A second reason why this model is better is because of the changing nature of undergraduates. During the first four decades of the Nigerian university system spanning 1950s to 1980s most undergraduates were first generation. Their parents did not attend university. The state did subsidise their education either through scholarship in 1950s and 1960s or tuition free system in 1970s and 1980 ( Given what we know now the scholarship option should have been retained for the 1970s and 1980s)

That changed during the last four decades spanning 1990s to 2020s as most undergraduates became second and third generations. Their parents attended university and are therefore ready to share some of the cost of university education with the state.

But increasingly they are frustrated by a system that has come to be defined by instability and chaos due to incessent strike actions and ideological lock-in.

A 2016 survey by NOI Survey finds that stability in calender remains the first determinant for the choice of university among parents trumping infrastructure and others.

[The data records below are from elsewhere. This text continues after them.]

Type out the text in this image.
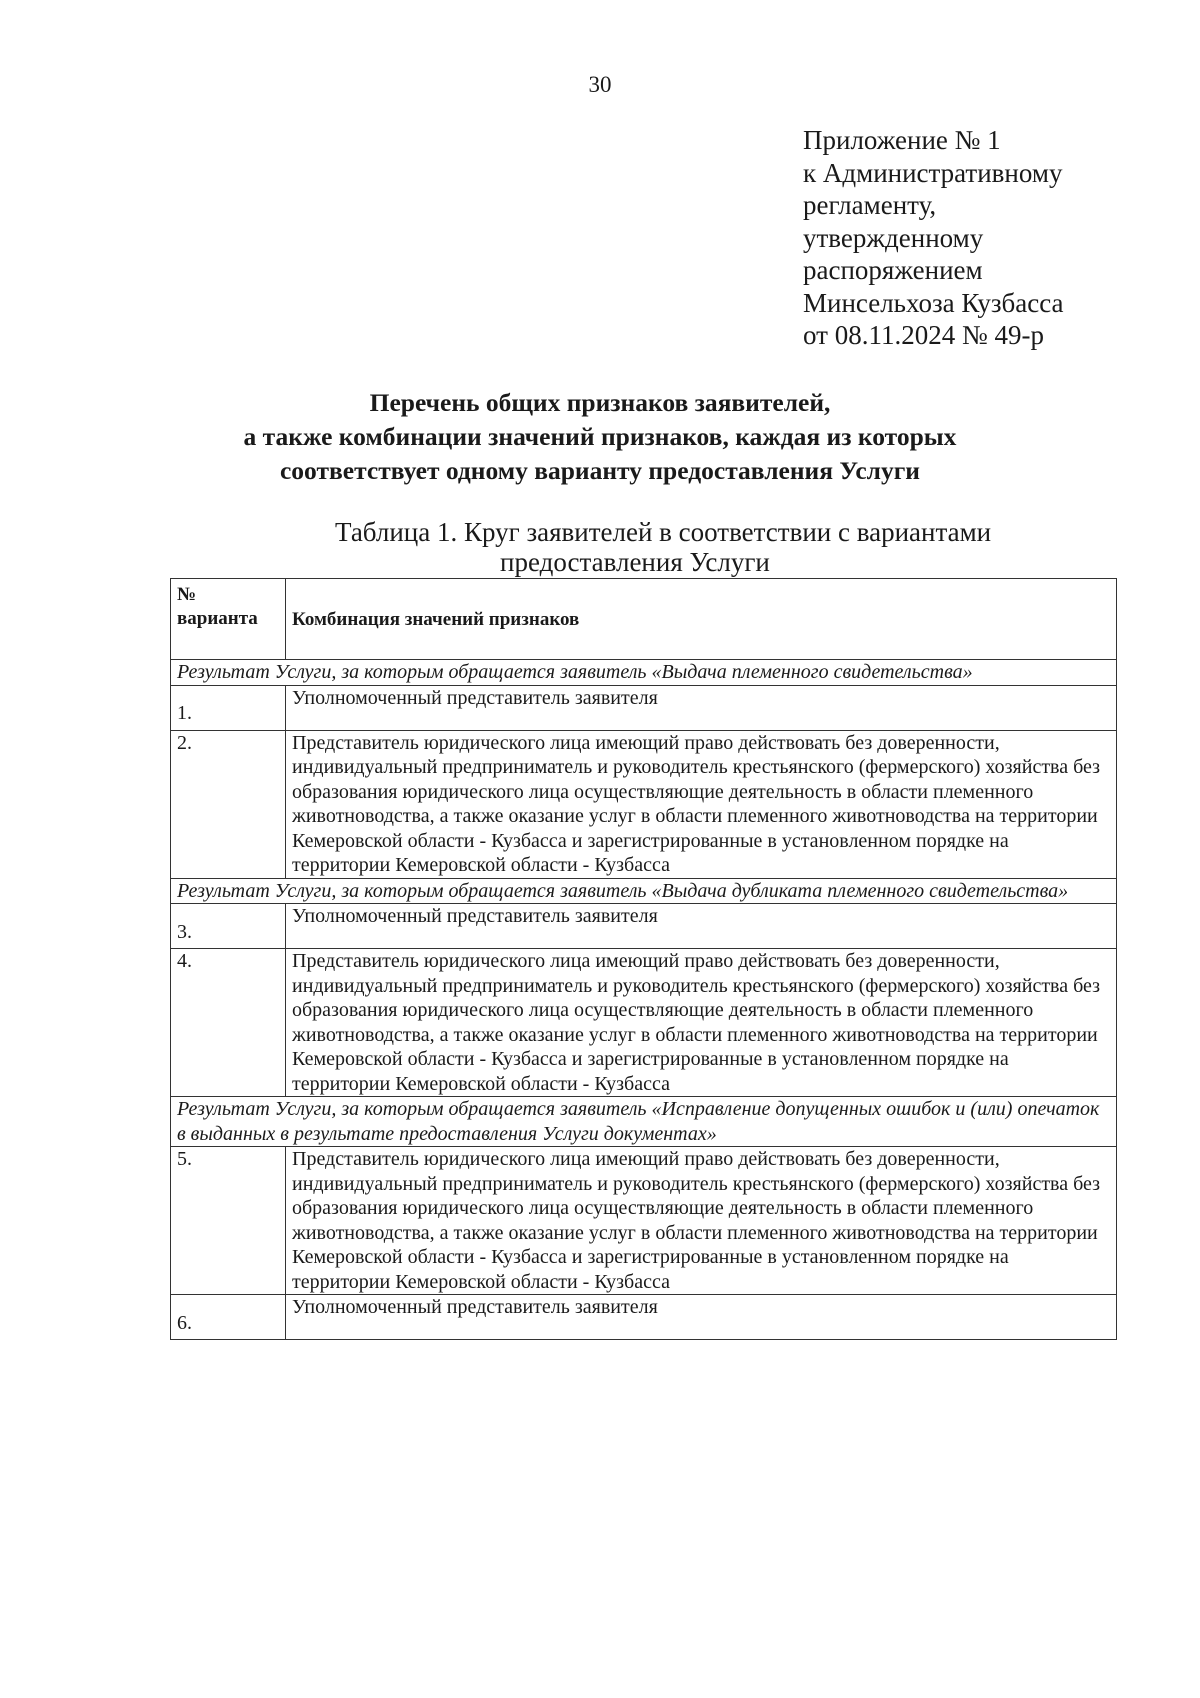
30
Приложение № 1
к Административному
регламенту,
утвержденному
распоряжением
Минсельхоза Кузбасса
от 08.11.2024 № 49-р
Перечень общих признаков заявителей,
а также комбинации значений признаков, каждая из которых
соответствует одному варианту предоставления Услуги
Таблица 1. Круг заявителей в соответствии с вариантами
предоставления Услуги
№ варианта	Комбинация значений признаков
Результат Услуги, за которым обращается заявитель «Выдача племенного свидетельства»	
1.	Уполномоченный представитель заявителя
2.	Представитель юридического лица имеющий право действовать без доверенности, индивидуальный предприниматель и руководитель крестьянского (фермерского) хозяйства без образования юридического лица осуществляющие деятельность в области племенного животноводства, а также оказание услуг в области племенного животноводства на территории Кемеровской области - Кузбасса и зарегистрированные в установленном порядке на территории Кемеровской области - Кузбасса
Результат Услуги, за которым обращается заявитель «Выдача дубликата племенного свидетельства»	
3.	Уполномоченный представитель заявителя
4.	Представитель юридического лица имеющий право действовать без доверенности, индивидуальный предприниматель и руководитель крестьянского (фермерского) хозяйства без образования юридического лица осуществляющие деятельность в области племенного животноводства, а также оказание услуг в области племенного животноводства на территории Кемеровской области - Кузбасса и зарегистрированные в установленном порядке на территории Кемеровской области - Кузбасса
Результат Услуги, за которым обращается заявитель «Исправление допущенных ошибок и (или) опечаток в выданных в результате предоставления Услуги документах»	
5.	Представитель юридического лица имеющий право действовать без доверенности, индивидуальный предприниматель и руководитель крестьянского (фермерского) хозяйства без образования юридического лица осуществляющие деятельность в области племенного животноводства, а также оказание услуг в области племенного животноводства на территории Кемеровской области - Кузбасса и зарегистрированные в установленном порядке на территории Кемеровской области - Кузбасса
6.	Уполномоченный представитель заявителя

These strikes have also pushed most educated middle income households to seek for university education in poorer West African countries- Ghana, Benin, Togo, Nigeria Republic among others turning these countries to educational hubs for Nigerians.

Among middle income households who seek university education in these countries and other European and African countries are university teachers who keep closing down their universities while pushing these huge household funds including their share of the funds to private and foreign universities.

Ironically, they starve their own universities of such funds and improvise both the system and themselves and in a way the economy.

For example, the CBN governor has repeatedly expressed horror about how demand for university education has become dollar-driven contributing to the depreciation of the local currency as Nigerians seek foreign universities abroad including poorer West African countries.

Another narrative of ASUU that is off the mark is the argument that the reason the system is this bad is because the political elites do not train their children here. But what most Nigerians do not realise is that the academic elites who can afford it send their kids to private and foreign universities too.

The reason is because like most educated and high and middle income Nigerians, the political and academic elites make decisions on how to educate their children rationally not politically. They allocate their private funds to where they can have optimal returns. Public universities by not charging discriminatory fees do not create the incentive to attract private household funding from this class of Nigerians.

To attract children from households that can share the cost of tertiary education with the state , the Nigerian University System needs to change its funding model to create incentives for both private funding and research grants.

Also to attract political elites to send their kids to Nigerian University the best option is to create elite universities for them, price it appropriately and give scholarship to brilliant students from poor households. Demonising the political elite for making rational decision is not the right strategy.

Most countries build elite universities for three sets of people, high income households, highly educated households and exemptionally brilliant students from low income households. The first two pay appropriate fees, the third enjoy scholarship.

Indian Institutes of Techmology (ITTs), arguably the world best research and elites university system outside the Western world, run on such model despite being a public university system.

In conclusion, the best way to let the children of governors, senators, ministers and the ordinary Nigerians study in the same class with equal access to quality
university education is not to rely exclusively on public funding but to price university education appropriately in a way that will attract both public and private funding among others.

Nigerian University system needs to change its funding model.

Taiwo Owoeye is a Professor of Economics.